Istri Almarhum Munir: Habis Kata-kata Saya untuk Pollycarpus
Suciwati mengaku sudah kehabisan kata-kata.
Editor: Rachmat Hidayat
TRIBUNNEWS.COM,JAKARTA - Suciwati, janda mendiang aktivis Hak Asasi Manusia dan pegiat hak asasi manusia Munir Said Thalib, mengaku sudah kehabisan kata-kata.
Dia enggan mengomentari putusan Mahkamah Agung yang mengabulkan Peninjauan Kembali (PK) Pollycarpus Budihari Priyanto.

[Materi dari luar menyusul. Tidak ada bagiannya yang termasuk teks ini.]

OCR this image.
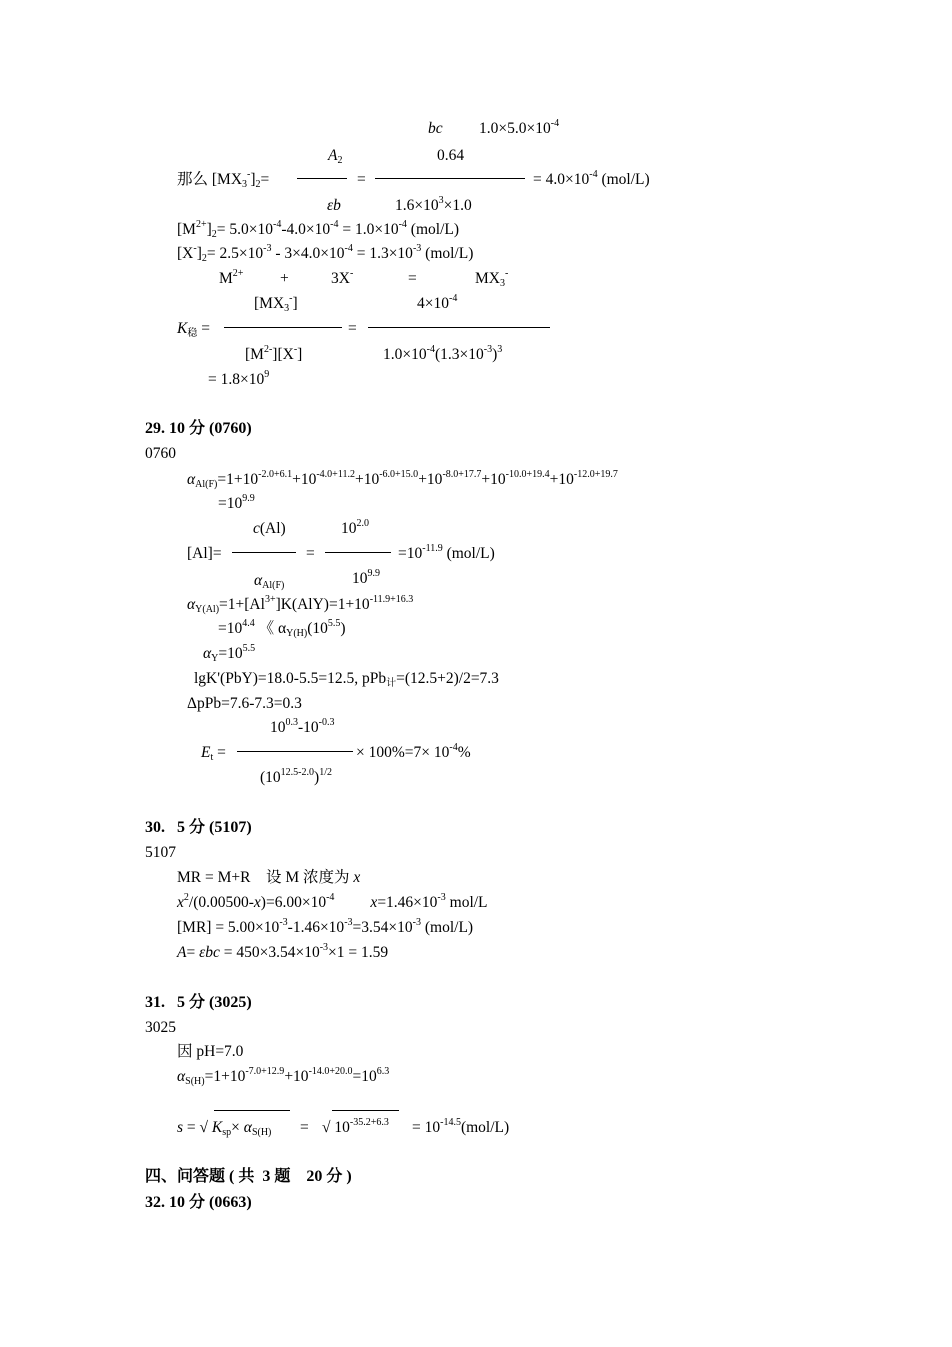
bc $1.0\times 5.0\times 10^{-4}$
$A_2$	0.64
那么 $[MX_3^-]_2=$	=	= $4.0\times 10^{-4}$ (mol/L)
εb	$1.6\times 10^3\times 1.0$
$[M^{2+}]_2= 5.0\times 10^{-4}-4.0\times 10^{-4} = 1.0\times 10^{-4}$ (mol/L)
$[X^-]_2= 2.5\times 10^{-3} - 3\times 4.0\times 10^{-4} = 1.3\times 10^{-3}$ (mol/L)
$M^{2+}$ +	3X-	=	$MX_3^-$
$[MX_3^-]$	$4\times 10^{-4}$
$K_稳$ =	=
$[M^{2-}][X^-]$	$1.0\times 10^{-4}(1.3\times 10^{-3})^3$
= $1.8\times 10^9$
29. 10 分 (0760)
0760
$\alpha_{Al(F)}=1+10^{-2.0+6.1}+10^{-4.0+11.2}+10^{-6.0+15.0}+10^{-8.0+17.7}+10^{-10.0+19.4}+10^{-12.0+19.7}$
$=10^{9.9}$
c(Al)	$10^{2.0}$
[Al]=	=	$=10^{-11.9}$ (mol/L)
$\alpha_{Al(F)}$	$10^{9.9}$
$\alpha_{Y(Al)}=1+[Al^{3+}]K(AlY)=1+10^{-11.9+16.3}$
$=10^{4.4}$ 《 $\alpha_{Y(H)}(10^{5.5})$
$\alpha_Y=10^{5.5}$
lgK'(PbY)=18.0-5.5=12.5, pPb$_计$=(12.5+2)/2=7.3
ΔpPb=7.6-7.3=0.3
$10^{0.3}-10^{-0.3}$
$E_t$ =	× $100\%=7\times 10^{-4}\%$
$(10^{12.5-2.0})^{1/2}$
30.   5 分 (5107)
5107
MR = M+R    设 M 浓度为 x
$x^2/(0.00500-x)=6.00\times 10^{-4}$ $x=1.46\times 10^{-3}$ mol/L
$[MR] = 5.00\times 10^{-3}-1.46\times 10^{-3}=3.54\times 10^{-3}$ (mol/L)
$A= \varepsilon bc = 450\times 3.54\times 10^{-3}\times 1 = 1.59$
31.   5 分 (3025)
3025
因 pH=7.0
$\alpha_{S(H)}=1+10^{-7.0+12.9}+10^{-14.0+20.0}=10^{6.3}$
s = √ $K_{sp}\times \alpha_{S(H)}$ = √ $10^{-35.2+6.3} = 10^{-14.5}(mol/L)$
四、问答题 ( 共  3 题    20 分 )
32. 10 分 (0663)
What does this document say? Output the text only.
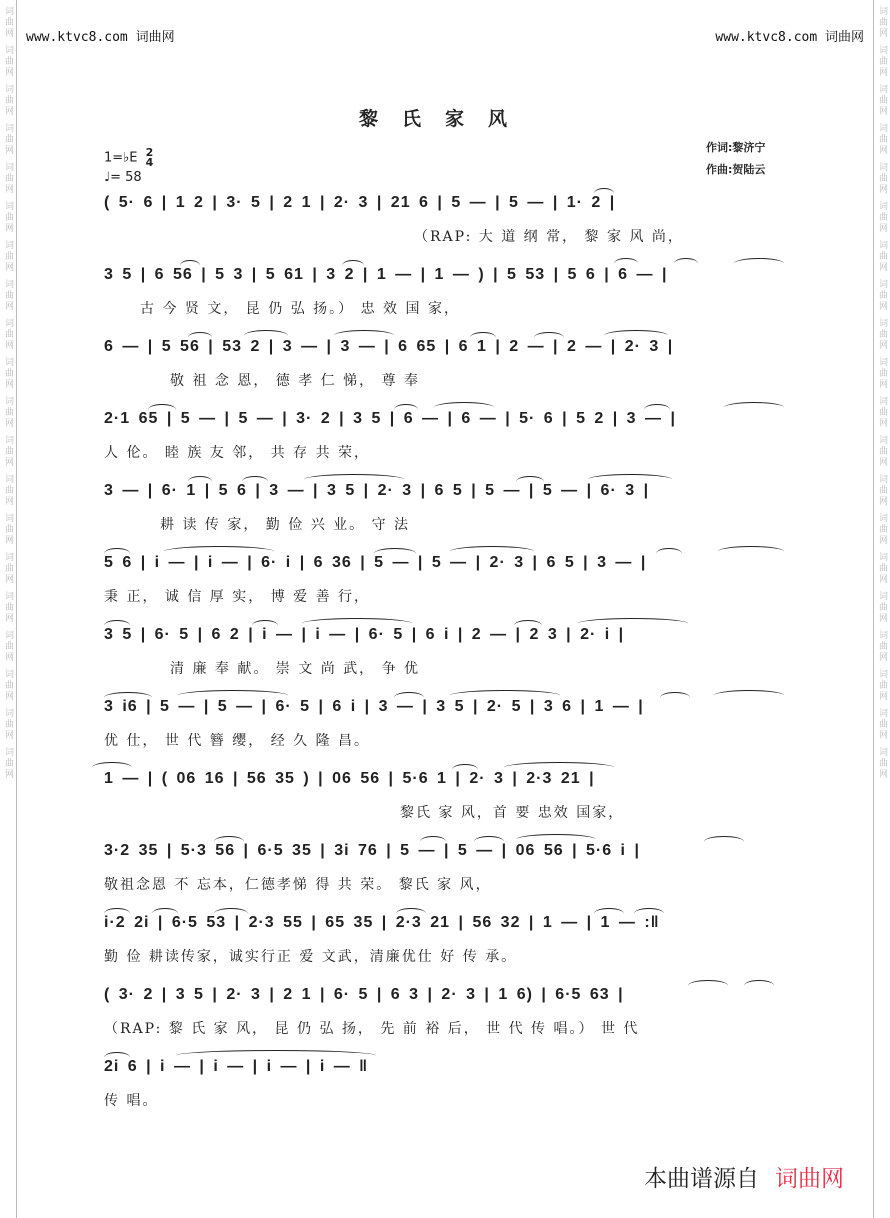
词曲网
词曲网
词曲网
词曲网
词曲网
词曲网
词曲网
词曲网
词曲网
词曲网
词曲网
词曲网
词曲网
词曲网
词曲网
词曲网
词曲网
词曲网
词曲网
词曲网
词曲网
词曲网
词曲网
词曲网
词曲网
词曲网
词曲网
词曲网
词曲网
词曲网
词曲网
词曲网
词曲网
词曲网
词曲网
词曲网
词曲网
词曲网
词曲网
词曲网
www.ktvc8.com 词曲网	www.ktvc8.com 词曲网
黎氏家风
1=♭E 2
4
♩= 58
作词:黎济宁
作曲:贺陆云
( 5· 6 | 1 2 | 3· 5 | 2 1 | 2· 3 | 21 6 | 5 — | 5 — | 1· 2 |
（RAP: 大 道 纲 常， 黎 家 风 尚，
3 5 | 6 56 | 5 3 | 5 61 | 3 2 | 1 — | 1 — ) | 5 53 | 5 6 | 6 — |
古 今 贤 文， 昆 仍 弘 扬。） 忠 效 国 家，
6 — | 5 56 | 53 2 | 3 — | 3 — | 6 65 | 6 1 | 2 — | 2 — | 2· 3 |
敬 祖 念 恩， 德 孝 仁 悌， 尊 奉
2·1 65 | 5 — | 5 — | 3· 2 | 3 5 | 6 — | 6 — | 5· 6 | 5 2 | 3 — |
人 伦。 睦 族 友 邻， 共 存 共 荣，
3 — | 6· 1 | 5 6 | 3 — | 3 5 | 2· 3 | 6 5 | 5 — | 5 — | 6· 3 |
耕 读 传 家， 勤 俭 兴 业。 守 法
5 6 | i — | i — | 6· i | 6 36 | 5 — | 5 — | 2· 3 | 6 5 | 3 — |
秉 正， 诚 信 厚 实， 博 爱 善 行，
3 5 | 6· 5 | 6 2 | i — | i — | 6· 5 | 6 i | 2 — | 2 3 | 2· i |
清 廉 奉 献。 崇 文 尚 武， 争 优
3 i6 | 5 — | 5 — | 6· 5 | 6 i | 3 — | 3 5 | 2· 5 | 3 6 | 1 — |
优 仕， 世 代 簪 缨， 经 久 隆 昌。
1 — | ( 06 16 | 56 35 ) | 06 56 | 5·6 1 | 2· 3 | 2·3 21 |
黎氏 家 风，首 要 忠效 国家，
3·2 35 | 5·3 56 | 6·5 35 | 3i 76 | 5 — | 5 — | 06 56 | 5·6 i |
敬祖念恩 不 忘本，仁德孝悌 得 共 荣。 黎氏 家 风，
i·2 2i | 6·5 53 | 2·3 55 | 65 35 | 2·3 21 | 56 32 | 1 — | 1 — :‖
勤 俭 耕读传家，诚实行正 爱 文武，清廉优仕 好 传 承。
( 3· 2 | 3 5 | 2· 3 | 2 1 | 6· 5 | 6 3 | 2· 3 | 1 6) | 6·5 63 |
（RAP: 黎 氏 家 风， 昆 仍 弘 扬， 先 前 裕 后， 世 代 传 唱。） 世 代
2i 6 | i — | i — | i — | i — ‖
传 唱。
本曲谱源自 词曲网
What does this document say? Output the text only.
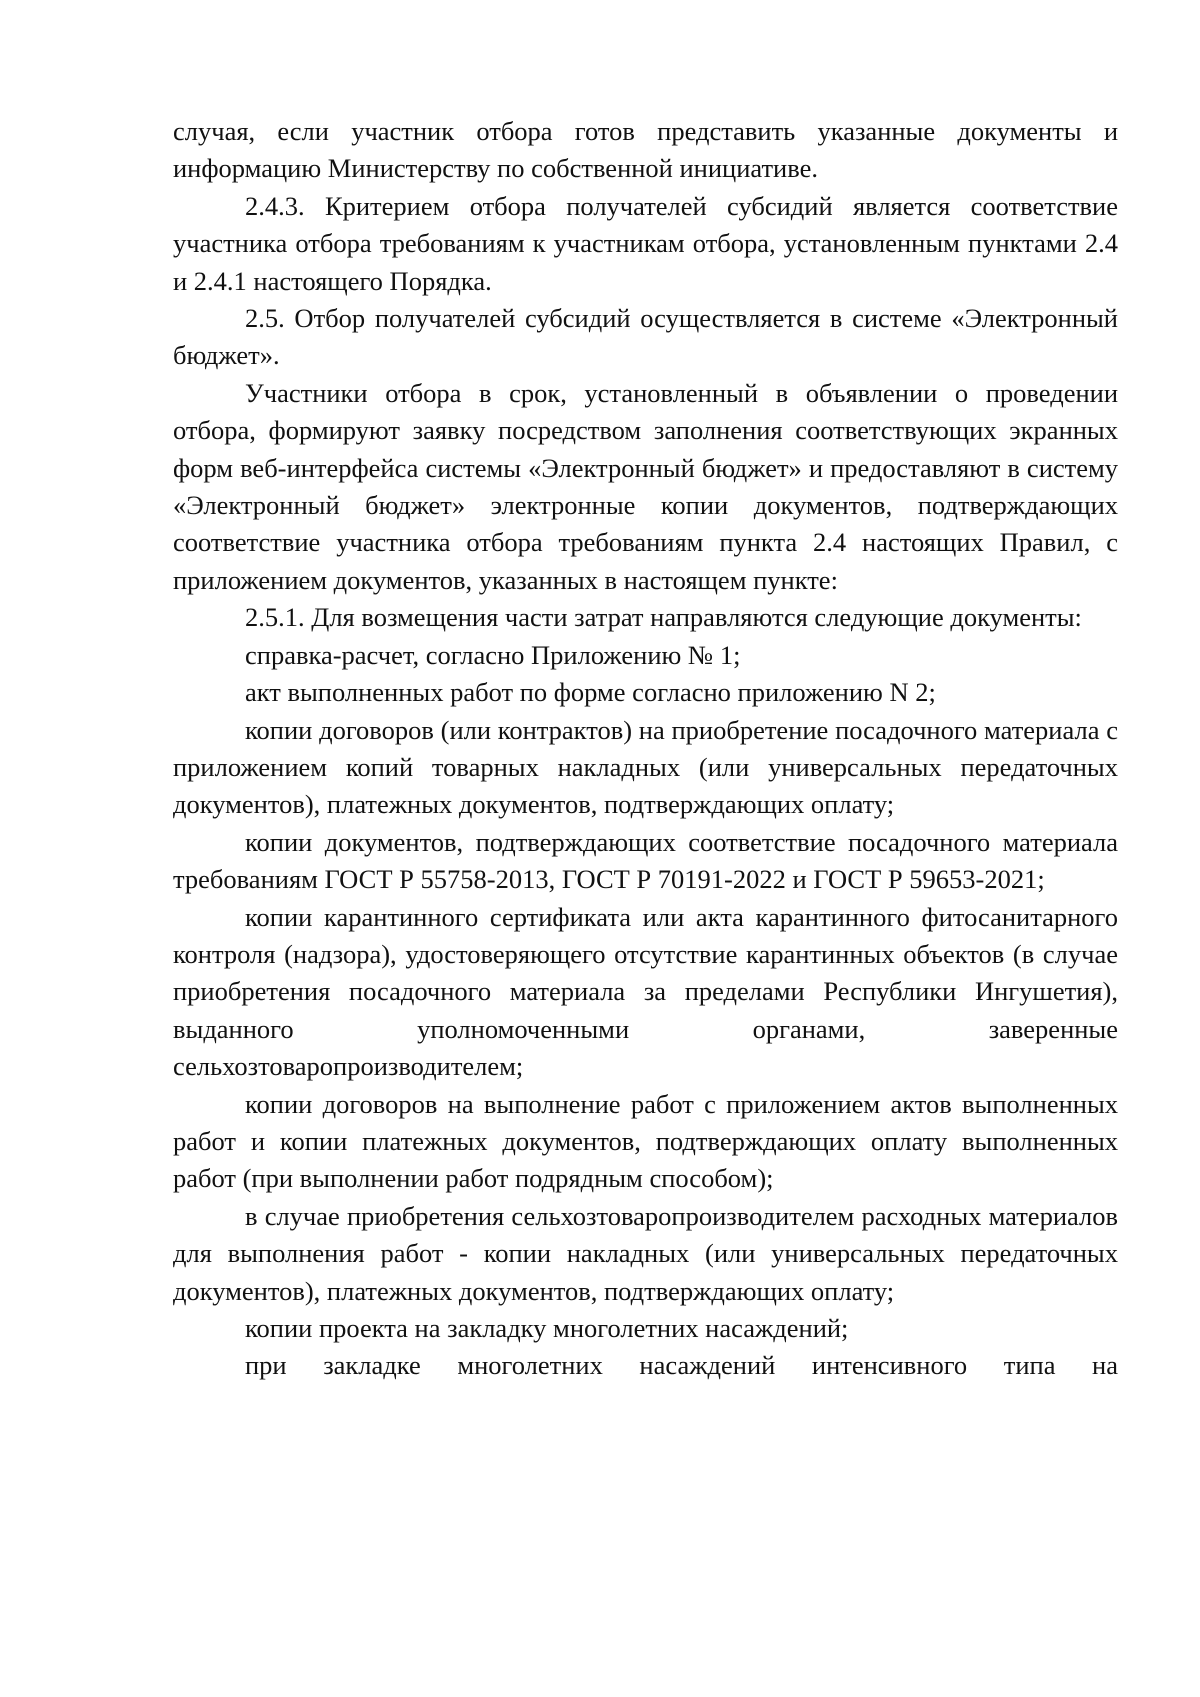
случая, если участник отбора готов представить указанные документы и информацию Министерству по собственной инициативе.

2.4.3. Критерием отбора получателей субсидий является соответствие участника отбора требованиям к участникам отбора, установленным пунктами 2.4 и 2.4.1 настоящего Порядка.

2.5. Отбор получателей субсидий осуществляется в системе «Электронный бюджет».

Участники отбора в срок, установленный в объявлении о проведении отбора, формируют заявку посредством заполнения соответствующих экранных форм веб-интерфейса системы «Электронный бюджет» и предоставляют в систему «Электронный бюджет» электронные копии документов, подтверждающих соответствие участника отбора требованиям пункта 2.4 настоящих Правил, с приложением документов, указанных в настоящем пункте:

2.5.1. Для возмещения части затрат направляются следующие документы:

справка-расчет, согласно Приложению № 1;

акт выполненных работ по форме согласно приложению N 2;

копии договоров (или контрактов) на приобретение посадочного материала с приложением копий товарных накладных (или универсальных передаточных документов), платежных документов, подтверждающих оплату;

копии документов, подтверждающих соответствие посадочного материала требованиям ГОСТ Р 55758-2013, ГОСТ Р 70191-2022 и ГОСТ Р 59653-2021;

копии карантинного сертификата или акта карантинного фитосанитарного контроля (надзора), удостоверяющего отсутствие карантинных объектов (в случае приобретения посадочного материала за пределами Республики Ингушетия), выданного уполномоченными органами, заверенные сельхозтоваропроизводителем;

копии договоров на выполнение работ с приложением актов выполненных работ и копии платежных документов, подтверждающих оплату выполненных работ (при выполнении работ подрядным способом);

в случае приобретения сельхозтоваропроизводителем расходных материалов для выполнения работ - копии накладных (или универсальных передаточных документов), платежных документов, подтверждающих оплату;

копии проекта на закладку многолетних насаждений;

при закладке многолетних насаждений интенсивного типа на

"Sudah habis kata-kata saya untuk Pollycarpus. Saya tidak mau mengomentari hal tersebut. Silakan bung hubungi kawan-kawan Kasum (Komite Solidaritas untuk Munir) terkait hal itu," kata Suciwati kepada TRIBUNnews.com, Senin (7/10).
Pollycarpus adalah mantan pilot Garuda Indonesia yang diputus pengadilan terbukti secara sah membunuh Munir dengan cara meracunnya saat dalam penerbangan dari Jakarta menuju Amsterdam, Belanda.
Alhasil, pegiat Komisi Untuk Orang Hilang dan Korban Tindak Kekerasan (Kontras) itu meninggal di dalam pesawat, 7 September 2004.
Mahkamah Agung (MA) menerima peninjauan kembali (PK) yang diajukan terpidana pembunuh Munir Said Thalib, Pollycarpus. Pollycarpus mengajukan PK atas putusan PK yang diajukan Kejaksaan Agung.
Padahal sebelumnya, Mahkamah Agung mengabulkan permohonan PK Kejaksaan Agung dan menghukum Pollycarpus 20 tahun penjara. Belum diketahui apa isi amar putusan PK terakhir ini.
Assegaf, kuasa hukum Pollycarpus, Minggu (6/10) malam, membenarkan soal dikabulkannya permohonan PK Pollycarpus. Namun, Assegaf dan keluarga Pollycarpus belum mengetahui vonis yang harus dijalani kliennya.
"Kami belum tahu, apakah dikabulkan itu berarti tidak bersalah, atau bagaimana. Kami belum tahu dan ini kami harap-harap cemas. Bahagia, tapi juga khawatir karena hanya ada kata dikabulkan," ujar Assegaf.
Pengabulan Peninjauan Kembali Pollycarpus, pembunuh aktivis HAM Munir Said Thalib oleh Mahkamah Agung, dinilai mencederai rasa keadilan.
Koordinator Komite Solidaritas untuk Munir (Kasum) Choirul Anam mengatakan, aktivis maupun keluarga besar Munir merasa dikecewakan Mahkamah Agung.
"Kami kecewa, karena pengabulan PK Pollycarpus itu menciderai prinsip keadilan. Seharusnya, MA tak mengabulkan PK itu, karena dia sudah terbukti membunuh alamarhum Munir," kata Choirul Anam.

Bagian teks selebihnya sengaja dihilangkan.